J’entendis alors les panneaux se refermer. Les ondulations de la mer qui provoquaient un léger mouvement de roulis, cessèrent. Le Nautilus avait-il donc quitté la surface de l’Océan ? Était-il rentré dans la couche immobile des eaux ?

Je voulus résister au sommeil. Ce fut impossible. Ma respiration s’affaiblit. Je sentis un froid mortel glacer mes membres alourdis et comme paralysés. Mes paupières, véritables calottes de plomb, tombèrent sur mes yeux. Je ne pus les soulever. Un sommeil morbide, plein d’hallucinations, s’empara de tout mon être. Puis, les visions disparurent, et me laissèrent dans un complet anéantissement.


CHAPITRE XXIV

LE ROYAUME DE CORAIL.


Le lendemain, je me réveillai la tête singulièrement dégagée. À ma grande surprise, j’étais dans ma chambre. Mes compagnons, sans doute, avaient été réintégrés dans leur cabine, sans qu’ils s’en fussent aperçus plus que moi. Ce qui s’était passé pendant cette nuit, ils l’ignoraient comme je l’ignorais moi-même, et pour dévoiler ce mystère, je ne comptais que sur les hasards de l’avenir.

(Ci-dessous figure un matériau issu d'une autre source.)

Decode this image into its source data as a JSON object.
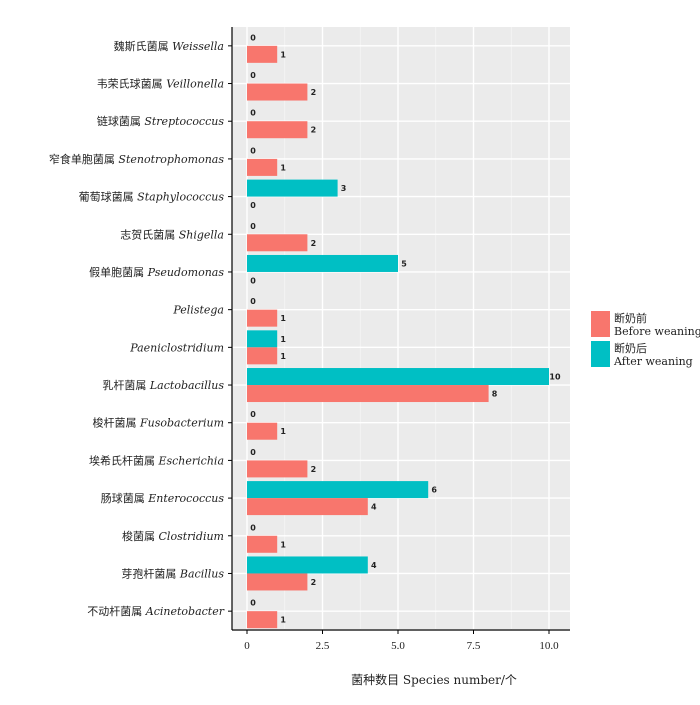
{
  "chart_data": {
    "type": "bar",
    "orientation": "horizontal",
    "xlabel": "菌种数目 Species number/个",
    "ylabel": "",
    "xlim": [
      0,
      10.5
    ],
    "x_ticks": [
      "0",
      "2.5",
      "5.0",
      "7.5",
      "10.0"
    ],
    "grid": true,
    "legend_position": "right",
    "categories": [
      {
        "cn": "魏斯氏菌属",
        "latin": "Weissella"
      },
      {
        "cn": "韦荣氏球菌属",
        "latin": "Veillonella"
      },
      {
        "cn": "链球菌属",
        "latin": "Streptococcus"
      },
      {
        "cn": "窄食单胞菌属",
        "latin": "Stenotrophomonas"
      },
      {
        "cn": "葡萄球菌属",
        "latin": "Staphylococcus"
      },
      {
        "cn": "志贺氏菌属",
        "latin": "Shigella"
      },
      {
        "cn": "假单胞菌属",
        "latin": "Pseudomonas"
      },
      {
        "cn": "",
        "latin": "Pelistega"
      },
      {
        "cn": "",
        "latin": "Paeniclostridium"
      },
      {
        "cn": "乳杆菌属",
        "latin": "Lactobacillus"
      },
      {
        "cn": "梭杆菌属",
        "latin": "Fusobacterium"
      },
      {
        "cn": "埃希氏杆菌属",
        "latin": "Escherichia"
      },
      {
        "cn": "肠球菌属",
        "latin": "Enterococcus"
      },
      {
        "cn": "梭菌属",
        "latin": "Clostridium"
      },
      {
        "cn": "芽孢杆菌属",
        "latin": "Bacillus"
      },
      {
        "cn": "不动杆菌属",
        "latin": "Acinetobacter"
      }
    ],
    "series": [
      {
        "name_cn": "断奶前",
        "name_en": "Before weaning",
        "color": "#F8766D",
        "values": [
          1,
          2,
          2,
          1,
          0,
          2,
          0,
          1,
          1,
          8,
          1,
          2,
          4,
          1,
          2,
          1
        ]
      },
      {
        "name_cn": "断奶后",
        "name_en": "After weaning",
        "color": "#00BFC4",
        "values": [
          0,
          0,
          0,
          0,
          3,
          0,
          5,
          0,
          1,
          10,
          0,
          0,
          6,
          0,
          4,
          0
        ]
      }
    ]
  }
}
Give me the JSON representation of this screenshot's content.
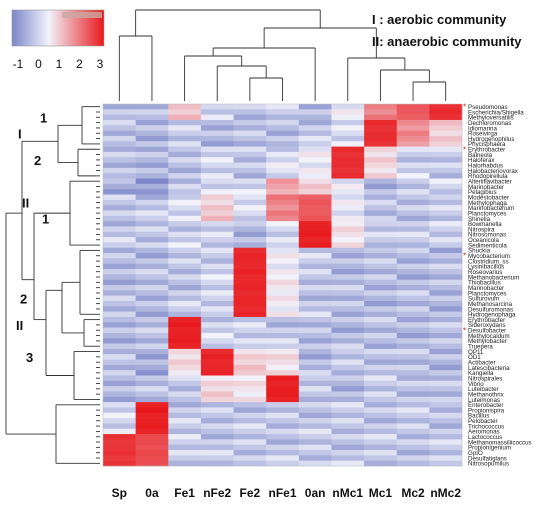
{
  "legend_text": {
    "line1": "I : aerobic community",
    "line2": "II: anaerobic community"
  },
  "colors": {
    "low": "#7b86c8",
    "mid": "#f2f3fb",
    "high": "#e8191c",
    "dendrogram": "#333333",
    "marker": "#d0241e"
  },
  "chart_data": {
    "type": "heatmap",
    "title": "",
    "xlabel": "",
    "ylabel": "",
    "color_scale": {
      "range": [
        -1,
        3
      ],
      "ticks": [
        "-1",
        "0",
        "1",
        "2",
        "3"
      ],
      "colors": [
        "#7b86c8",
        "#f2f3fb",
        "#e8191c"
      ]
    },
    "columns": [
      "Sp",
      "0a",
      "Fe1",
      "nFe2",
      "Fe2",
      "nFe1",
      "0an",
      "nMc1",
      "Mc1",
      "Mc2",
      "nMc2"
    ],
    "rows": [
      "Pseudomonas",
      "Escherichia/Shigella",
      "Methyloversatilis",
      "Dechloromonas",
      "Idiomarina",
      "Roseivirga",
      "Hydrogenophilus",
      "Phycisphaera",
      "Erythrobacter",
      "Balneola",
      "Haloferax",
      "Halorhabdus",
      "Halobacteriovorax",
      "Rhodopirellula",
      "Alteriiflavibacter",
      "Marinobacter",
      "Pelagibius",
      "Modestobacter",
      "Methylophaga",
      "Marinobacterium",
      "Planctomyces",
      "Shinella",
      "Bowmanella",
      "Nitrospira",
      "Nitrosomonas",
      "Oceanicola",
      "Sedimenticola",
      "Shuckia",
      "Mycobacterium",
      "Clostridium_ss",
      "Lysinibacillus",
      "Roseovarius",
      "Methanobacterium",
      "Thiobacillus",
      "Marinobacter",
      "Planctomyces",
      "Sulfurovum",
      "Methanosarcina",
      "Desulfuromonas",
      "Hydrogenophaga",
      "Erythrobacter",
      "Sideroxydans",
      "Desulfobacter",
      "Methylocaldum",
      "Methylobacter",
      "Truepera",
      "OP11",
      "OD1",
      "Actibacter",
      "Latescibacteria",
      "Kangiella",
      "Nitrospirales",
      "Vibrio",
      "Luteibacter",
      "Methanothrix",
      "Luteimonas",
      "Enterobacter",
      "Propionispira",
      "Bacillus",
      "Pelobacter",
      "Trichococcus",
      "Aeromonas",
      "Lactococcus",
      "Methanomassiliicoccus",
      "Propionigenium",
      "GpIO",
      "Desulfatiglans",
      "Nitrosopumilus"
    ],
    "marked_rows": [
      0,
      8,
      28,
      42
    ],
    "row_cluster_labels": [
      {
        "label": "1",
        "row": 2
      },
      {
        "label": "I",
        "row": 5
      },
      {
        "label": "2",
        "row": 10
      },
      {
        "label": "II",
        "row": 18
      },
      {
        "label": "1",
        "row": 21
      },
      {
        "label": "2",
        "row": 36
      },
      {
        "label": "II",
        "row": 41
      },
      {
        "label": "3",
        "row": 47
      }
    ],
    "blocks": [
      {
        "rows": [
          0,
          2
        ],
        "values": [
          -0.4,
          -0.5,
          0.8,
          -0.3,
          -0.4,
          -0.4,
          -0.5,
          -0.1,
          1.6,
          2.2,
          2.8
        ]
      },
      {
        "rows": [
          3,
          7
        ],
        "values": [
          -0.5,
          -0.5,
          -0.4,
          -0.5,
          -0.5,
          -0.5,
          -0.4,
          -0.2,
          2.8,
          1.4,
          0.6
        ]
      },
      {
        "rows": [
          8,
          13
        ],
        "values": [
          -0.4,
          -0.6,
          -0.4,
          -0.3,
          -0.4,
          -0.2,
          0.0,
          2.8,
          0.4,
          -0.3,
          -0.4
        ]
      },
      {
        "rows": [
          14,
          16
        ],
        "values": [
          -0.7,
          -0.8,
          -0.5,
          -0.2,
          -0.3,
          1.1,
          0.6,
          -0.1,
          -0.5,
          -0.4,
          -0.2
        ]
      },
      {
        "rows": [
          17,
          21
        ],
        "values": [
          -0.4,
          -0.4,
          -0.2,
          0.6,
          -0.2,
          1.6,
          2.2,
          0.0,
          -0.5,
          -0.4,
          -0.4
        ]
      },
      {
        "rows": [
          22,
          26
        ],
        "values": [
          -0.4,
          -0.4,
          -0.3,
          -0.3,
          -0.5,
          -0.3,
          3.0,
          0.2,
          -0.3,
          -0.4,
          -0.3
        ]
      },
      {
        "rows": [
          27,
          39
        ],
        "values": [
          -0.5,
          -0.5,
          -0.4,
          -0.3,
          2.9,
          0.1,
          -0.4,
          -0.5,
          -0.5,
          -0.5,
          -0.5
        ]
      },
      {
        "rows": [
          40,
          45
        ],
        "values": [
          -0.5,
          -0.5,
          3.0,
          -0.3,
          -0.3,
          -0.4,
          -0.5,
          -0.5,
          -0.5,
          -0.5,
          -0.5
        ]
      },
      {
        "rows": [
          46,
          50
        ],
        "values": [
          -0.5,
          -0.6,
          0.3,
          2.9,
          0.5,
          0.3,
          -0.5,
          -0.4,
          -0.4,
          -0.5,
          -0.5
        ]
      },
      {
        "rows": [
          51,
          55
        ],
        "values": [
          -0.5,
          -0.5,
          -0.4,
          0.4,
          0.2,
          3.0,
          -0.4,
          -0.5,
          -0.4,
          -0.4,
          -0.5
        ]
      },
      {
        "rows": [
          56,
          61
        ],
        "values": [
          -0.3,
          3.0,
          -0.4,
          -0.4,
          -0.4,
          -0.4,
          -0.4,
          -0.4,
          -0.4,
          -0.4,
          -0.4
        ]
      },
      {
        "rows": [
          62,
          67
        ],
        "values": [
          2.7,
          2.4,
          -0.3,
          -0.4,
          -0.4,
          -0.4,
          -0.4,
          -0.4,
          -0.4,
          -0.4,
          -0.4
        ]
      }
    ]
  }
}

Je songeai alors à quitter ma chambre. Étais-je encore une fois libre ou prisonnier ? Libre entièrement. J’ouvris la porte, je pris par les coursives, je montai l’escalier central. Les panneaux, fermés la veille, étaient ouverts. J’arrivai sur la plate-forme.

Ned Land et Conseil m’y attendaient. Je les interrogeai. Ils ne savaient rien. Endormis d’un sommeil pesant qui ne leur laissait aucun souvenir, ils avaient été très-surpris de se retrouver dans leur cabine.